Yes, object complements can be noun phrases (including gerunds), adjectives and infinitives. I wouldn't include participles here, but if you mean a participle being used as an adjective, fine.

Subject complements can be noun phrases (including gerunds), pronouns, adjectives (including participles used adjectivally) and infinitives (though this is a bit unusual).

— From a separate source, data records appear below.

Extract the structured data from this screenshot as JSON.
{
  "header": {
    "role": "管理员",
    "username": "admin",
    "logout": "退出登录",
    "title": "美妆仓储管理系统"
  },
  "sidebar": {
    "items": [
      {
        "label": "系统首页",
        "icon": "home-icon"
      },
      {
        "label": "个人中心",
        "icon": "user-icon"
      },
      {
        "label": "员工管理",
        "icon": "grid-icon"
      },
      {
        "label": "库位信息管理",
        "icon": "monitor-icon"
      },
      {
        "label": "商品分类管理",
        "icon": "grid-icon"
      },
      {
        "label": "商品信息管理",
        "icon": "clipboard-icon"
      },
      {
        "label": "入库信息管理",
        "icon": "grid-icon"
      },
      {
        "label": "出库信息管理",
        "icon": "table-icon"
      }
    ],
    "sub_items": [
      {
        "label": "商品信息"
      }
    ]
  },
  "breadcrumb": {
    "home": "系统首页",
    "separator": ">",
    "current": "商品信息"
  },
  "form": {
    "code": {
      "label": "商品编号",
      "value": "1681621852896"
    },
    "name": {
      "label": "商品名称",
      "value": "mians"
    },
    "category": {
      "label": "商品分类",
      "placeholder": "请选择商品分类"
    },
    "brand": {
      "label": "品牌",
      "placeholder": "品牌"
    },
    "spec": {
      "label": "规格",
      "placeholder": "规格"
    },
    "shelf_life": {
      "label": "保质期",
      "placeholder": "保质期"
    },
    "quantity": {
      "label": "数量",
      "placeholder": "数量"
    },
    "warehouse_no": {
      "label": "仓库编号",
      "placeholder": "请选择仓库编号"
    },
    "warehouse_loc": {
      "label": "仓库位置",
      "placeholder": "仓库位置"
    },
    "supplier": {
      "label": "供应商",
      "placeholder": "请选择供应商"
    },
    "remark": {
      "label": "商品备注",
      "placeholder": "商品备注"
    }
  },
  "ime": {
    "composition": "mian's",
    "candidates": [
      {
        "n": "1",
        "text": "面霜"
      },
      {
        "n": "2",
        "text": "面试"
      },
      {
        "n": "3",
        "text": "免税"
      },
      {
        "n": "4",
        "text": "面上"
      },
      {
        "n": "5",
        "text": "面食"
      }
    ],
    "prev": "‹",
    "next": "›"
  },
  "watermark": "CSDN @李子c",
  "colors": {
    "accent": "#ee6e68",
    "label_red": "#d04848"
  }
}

Hope that clears it up for you.

All the best


The LearnEnglish Team

Hi again John Mccan

I suppose you could, but I'm afraid we're getting into territory (advanced sentence parsing and syntax) that isn't a place we typically go. Our main purpose here is to help users with the content on our sites and for them to learn to use English, not so much analyse it exhaustively.

All the best


The LearnEnglish Team

Hello, could you help me...

In this sentence,
She told me that you sent her an email telling her that you would like to have more pen pals from the US.
what is the function of the -ing form of the word telling? I am confused...

Hello cindymaria

That is an '-ing' form used to create a reduced relative clause. It could also be written 'an email that told her that ...' -- 'telling' replaces 'that told'. This is an advanced use that is not explained on this page, but I'm sure you can find more information about it if you do an internet search.

All the best


The LearnEnglish Team

Hi! Can the sentence "She enjoys cooking." be transformed in the passive voice "Cooking is enjoyed by her."

Hello Micicia,

Grammatically, yes. However, it seems a very odd sentence and I cannot think of a context in which you would want or need to say this.



The LearnEnglish Team

Could you please help me with my question? I would like to know if the following sentences are correct:
He analyzed it interesting. (to mean he analyzed something in an interesting way.)
He did/expressed/used it interesting. (to mean he did/expressed/used it in an interesting way.)
I know that I can use "interesting" after link verbs and also sentences like "I found it interesting" are correct. But do my examples make sense? And if they are wrong please tell me how I can express the same meaning correctly.
Thank you in advance.

Hello Sep80

Those sentences are not correct in standard British English. Some people might understand your meaning, but I think many might not. I think the simplest way to express your ideas is in the way you have explained them already: 'He analysed it in an interest way', or for the second one you could also say 'He did/said something interesting'.